Hi,
we use Yente in AWS with OpenSearch. Unfortunately, Yente sometimes interrupts during the initial indexing process.
e[2m2025-10-28T14:24:44.168097Ze[0m [e[31me[1merror e[0m] e[1mIndex update error: peer closed connection without sending complete message body (incomplete chunked read)e[0m [e[0me[1me[34myente.search.indexere[0m]e[0m
Traceback (most recent call last):
File "/opt/venv/lib/python3.12/site-packages/httpx/_transports/default.py", line 101, in map_httpcore_exceptions
yield
File "/opt/venv/lib/python3.12/site-packages/httpx/_transports/default.py", line 271, in __aiter__
async for part in self._httpcore_stream:
File "/opt/venv/lib/python3.12/site-packages/httpcore/_async/connection_pool.py", line 407, in __aiter__
raise exc from None
File "/opt/venv/lib/python3.12/site-packages/httpcore/_async/connection_pool.py", line 403, in __aiter__
async for part in self._stream:
File "/opt/venv/lib/python3.12/site-packages/httpcore/_async/http11.py", line 342, in __aiter__
raise exc
File "/opt/venv/lib/python3.12/site-packages/httpcore/_async/http11.py", line 334, in __aiter__
async for chunk in self._connection._receive_response_body(**kwargs):
File "/opt/venv/lib/python3.12/site-packages/httpcore/_async/http11.py", line 203, in _receive_response_body
event = await self._receive_event(timeout=timeout)
^^^^^^^^^^^^^^^^^^^^^^^^^^^^^^^^^^^^^^^^^^
File "/opt/venv/lib/python3.12/site-packages/httpcore/_async/http11.py", line 213, in _receive_event
with map_exceptions({h11.RemoteProtocolError: RemoteProtocolError}):
^^^^^^^^^^^^^^^^^^^^^^^^^^^^^^^^^^^^^^^^^^^^^^^^^^^^^^^^^^^^^^
File "/usr/local/lib/python3.12/contextlib.py", line 158, in __exit__
self.gen.throw(value)
File "/opt/venv/lib/python3.12/site-packages/httpcore/_exceptions.py", line 14, in map_exceptions
raise to_exc(exc) from exc
httpcore.RemoteProtocolError: peer closed connection without sending complete message body (incomplete chunked read)
The above exception was the direct cause of the following exception:
Traceback (most recent call last):
File "/app/yente/search/indexer.py", line 217, in update_in_thread
await update_index(force=force)
File "/app/yente/search/indexer.py", line 208, in update_index
await index_entities(provider, dataset, force=force)
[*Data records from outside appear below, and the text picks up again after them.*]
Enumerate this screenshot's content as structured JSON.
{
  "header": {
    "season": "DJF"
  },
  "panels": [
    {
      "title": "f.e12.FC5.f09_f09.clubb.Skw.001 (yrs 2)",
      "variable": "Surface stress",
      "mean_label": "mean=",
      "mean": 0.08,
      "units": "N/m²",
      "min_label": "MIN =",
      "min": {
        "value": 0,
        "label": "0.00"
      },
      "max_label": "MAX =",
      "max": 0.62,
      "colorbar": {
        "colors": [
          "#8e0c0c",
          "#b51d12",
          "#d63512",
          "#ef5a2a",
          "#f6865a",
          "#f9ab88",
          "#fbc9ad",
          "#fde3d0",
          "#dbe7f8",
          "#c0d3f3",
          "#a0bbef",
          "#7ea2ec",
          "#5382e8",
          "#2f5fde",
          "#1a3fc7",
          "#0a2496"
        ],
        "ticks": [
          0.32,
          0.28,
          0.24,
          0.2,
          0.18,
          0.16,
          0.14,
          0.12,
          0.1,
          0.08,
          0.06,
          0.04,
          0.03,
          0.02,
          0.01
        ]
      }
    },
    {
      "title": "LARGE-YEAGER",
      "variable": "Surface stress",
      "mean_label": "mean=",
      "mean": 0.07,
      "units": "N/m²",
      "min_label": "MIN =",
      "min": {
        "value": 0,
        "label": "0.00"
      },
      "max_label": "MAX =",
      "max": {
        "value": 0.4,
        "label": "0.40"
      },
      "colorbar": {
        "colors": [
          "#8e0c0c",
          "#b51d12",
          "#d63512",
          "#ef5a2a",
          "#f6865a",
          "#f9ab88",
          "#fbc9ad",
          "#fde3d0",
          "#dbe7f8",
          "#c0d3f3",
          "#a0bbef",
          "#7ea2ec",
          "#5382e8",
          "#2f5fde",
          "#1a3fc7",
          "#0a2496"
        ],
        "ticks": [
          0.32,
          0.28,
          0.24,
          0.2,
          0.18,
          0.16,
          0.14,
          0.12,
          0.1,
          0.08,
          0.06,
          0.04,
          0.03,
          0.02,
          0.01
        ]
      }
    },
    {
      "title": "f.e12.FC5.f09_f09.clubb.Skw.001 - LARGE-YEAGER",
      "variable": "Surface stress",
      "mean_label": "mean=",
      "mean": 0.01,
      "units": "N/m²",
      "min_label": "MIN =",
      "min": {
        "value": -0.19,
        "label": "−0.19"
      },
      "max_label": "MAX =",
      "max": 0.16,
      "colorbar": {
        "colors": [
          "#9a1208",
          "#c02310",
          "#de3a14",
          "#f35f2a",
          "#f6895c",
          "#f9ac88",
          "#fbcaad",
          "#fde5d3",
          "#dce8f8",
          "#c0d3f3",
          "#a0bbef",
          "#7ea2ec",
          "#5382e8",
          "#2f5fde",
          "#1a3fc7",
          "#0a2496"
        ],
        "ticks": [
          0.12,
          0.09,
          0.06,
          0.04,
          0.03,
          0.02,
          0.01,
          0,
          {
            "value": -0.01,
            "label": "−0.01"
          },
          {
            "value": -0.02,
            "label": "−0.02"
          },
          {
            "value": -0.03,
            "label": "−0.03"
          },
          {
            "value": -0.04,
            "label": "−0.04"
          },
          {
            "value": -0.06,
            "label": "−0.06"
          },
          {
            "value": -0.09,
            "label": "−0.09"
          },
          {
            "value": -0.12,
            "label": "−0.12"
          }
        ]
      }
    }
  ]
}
File "/app/yente/search/indexer.py", line 163, in index_entities
raise exc
File "/app/yente/search/indexer.py", line 146, in index_entities
await provider.bulk_index(docs)
File "/app/yente/provider/opensearch.py", line 236, in bulk_index
await async_bulk(
File "/opt/venv/lib/python3.12/site-packages/opensearchpy/_async/helpers/actions.py", line 301, in async_bulk
async for ok, item in async_streaming_bulk( # type: ignore
File "/opt/venv/lib/python3.12/site-packages/opensearchpy/_async/helpers/actions.py", line 202, in async_streaming_bulk
async for bulk_data, bulk_actions in _chunk_actions(
File "/opt/venv/lib/python3.12/site-packages/opensearchpy/_async/helpers/actions.py", line 70, in _chunk_actions
async for action, data in actions:
File "/opt/venv/lib/python3.12/site-packages/opensearchpy/_async/helpers/actions.py", line 199, in map_actions
async for item in aiter(actions):
File "/app/yente/search/indexer.py", line 40, in iter_entity_docs
async for data in updater.load():
File "/app/yente/data/updater.py", line 115, in load
async for data in load_json_lines(
File "/app/yente/data/loader.py", line 99, in load_json_lines
async for line in stream_http_lines(url, auth_token=auth_token):
File "/app/yente/data/loader.py", line 69, in stream_http_lines
async for line in resp.aiter_lines():
File "/opt/venv/lib/python3.12/site-packages/httpx/_models.py", line 1031, in aiter_lines
async for text in self.aiter_text():
File "/opt/venv/lib/python3.12/site-packages/httpx/_models.py", line 1018, in aiter_text
async for byte_content in self.aiter_bytes():
File "/opt/venv/lib/python3.12/site-packages/httpx/_models.py", line 997, in aiter_bytes
async for raw_bytes in self.aiter_raw():
File "/opt/venv/lib/python3.12/site-packages/httpx/_models.py", line 1055, in aiter_raw
async for raw_stream_bytes in self.stream:
File "/opt/venv/lib/python3.12/site-packages/httpx/_client.py", line 176, in __aiter__
async for chunk in self._stream:
File "/opt/venv/lib/python3.12/site-packages/httpx/_transports/default.py", line 270, in __aiter__
with map_httpcore_exceptions():
^^^^^^^^^^^^^^^^^^^^^^^^^
File "/usr/local/lib/python3.12/contextlib.py", line 158, in __exit__
self.gen.throw(value)
File "/opt/venv/lib/python3.12/site-packages/httpx/_transports/default.py", line 118, in map_httpcore_exceptions
raise mapped_exc(message) from exc
The indexing failed once at ~ 6.000.000 entities and once at –10.000.000 entities. Unfortunately, the indexing process then has to start all over again. Is there a way to make it more robust?
Our configuration:
- Yente
- Version: 4.5.1
- OpenSearch
- Version: OpenSearch 2.19
- Instance type: m7g.medium.search
- EBS Volume size: 10
Thank you in advance!
Br,
Felix